In one section of DakshinaChitra’s Kadambari gallery, Madras check squares made using the algorithm occupy an entire wall, while across from them, on a jamakkalam-covered table, a mechanical arm draws the patterns. On another wall, the framed patterns demonstrate what happens when you interfere with the grids and break them up. “With this project, we have documented the Madras check, the craft of how it’s done, and then put it into a generative art algorithm that we developed,” says Karthik Prema Rajakumar of the Thinai Foundation, one of the key organisations behind this exhibit. “So, this doesn’t eliminate the designer; rather, it’s a tool for a designer to do much larger works as well...With this algorithm, we’ve tried to follow the grids, and we’ve also tried to break them. What we’ve explored are the possibilities within the grids.”

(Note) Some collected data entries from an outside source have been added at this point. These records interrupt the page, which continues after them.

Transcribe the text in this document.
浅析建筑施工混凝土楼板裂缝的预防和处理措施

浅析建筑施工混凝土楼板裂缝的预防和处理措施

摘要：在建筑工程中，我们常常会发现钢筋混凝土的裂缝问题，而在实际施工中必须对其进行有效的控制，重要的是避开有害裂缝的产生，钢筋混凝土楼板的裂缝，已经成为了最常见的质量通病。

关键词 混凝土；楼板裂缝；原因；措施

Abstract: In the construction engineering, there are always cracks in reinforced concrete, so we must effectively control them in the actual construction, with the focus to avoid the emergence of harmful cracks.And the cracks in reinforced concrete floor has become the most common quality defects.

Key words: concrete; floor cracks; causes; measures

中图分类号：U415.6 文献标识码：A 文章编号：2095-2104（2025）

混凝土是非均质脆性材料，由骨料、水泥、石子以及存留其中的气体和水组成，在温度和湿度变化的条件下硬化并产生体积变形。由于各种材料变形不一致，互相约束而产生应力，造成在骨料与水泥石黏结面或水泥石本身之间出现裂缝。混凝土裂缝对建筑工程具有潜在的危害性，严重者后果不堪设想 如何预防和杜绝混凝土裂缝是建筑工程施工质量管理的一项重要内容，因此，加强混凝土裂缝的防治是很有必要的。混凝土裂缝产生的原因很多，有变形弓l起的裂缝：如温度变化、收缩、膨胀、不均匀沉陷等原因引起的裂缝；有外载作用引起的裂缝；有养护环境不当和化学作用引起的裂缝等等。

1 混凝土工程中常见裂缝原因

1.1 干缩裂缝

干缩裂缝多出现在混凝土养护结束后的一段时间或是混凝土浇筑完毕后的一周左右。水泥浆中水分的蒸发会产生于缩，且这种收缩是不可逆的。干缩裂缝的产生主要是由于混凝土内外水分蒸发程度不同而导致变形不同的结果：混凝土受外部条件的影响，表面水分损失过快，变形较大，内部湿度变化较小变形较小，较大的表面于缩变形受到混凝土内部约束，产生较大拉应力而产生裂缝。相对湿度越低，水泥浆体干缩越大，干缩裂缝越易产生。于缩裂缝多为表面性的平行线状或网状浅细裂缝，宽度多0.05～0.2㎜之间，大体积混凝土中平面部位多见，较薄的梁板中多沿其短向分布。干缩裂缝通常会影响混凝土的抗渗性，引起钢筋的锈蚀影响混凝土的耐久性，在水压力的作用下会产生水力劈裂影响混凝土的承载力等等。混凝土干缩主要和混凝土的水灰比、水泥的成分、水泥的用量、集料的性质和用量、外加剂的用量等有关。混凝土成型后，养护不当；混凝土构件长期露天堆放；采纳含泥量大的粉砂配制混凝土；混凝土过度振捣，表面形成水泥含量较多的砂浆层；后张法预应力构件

The exhibition is a collaboration between the Thinai Foundation and New Haven-based UX/UI designer Vignesh Hari Krishnan. Providing crucial support are the Yale Center for Collaborative Arts and Media and the Tsai Center for Innovative Thinking at Yale. DakshinaChitra, which is hosting the Chennai leg of this exhibition, has also opened up its archives—dating back to the 1900s—for this purpose. On the website, 32 archival patterns are on display, and the organisers hope to hit 100 before the close of the Chennai exhibition on September 15. This is a six-month-long project and will culminate in an exhibition at Yale and the launch of the open-source website that could be a resource for anyone interested in Madras checks. 

A crucial element of the story of Madras checks is that they are not a GI-tagged craft—the fabric doesn’t need to be made in Madras to be called Madras checks. In fact, anyone can manufacture it. Traditionally woven on the handloom, the making of the pattern has shifted to powerlooms today, and even most of the handloom weaving happens not in Chennai (or Tamil Nadu) but in neighbouring Andhra Pradesh. “I am hoping to do R&D and evolve the craft for the future,” says Rajakumar.  “Hopefully this [exhibition] acts as a time capsule that carries memories into the future.”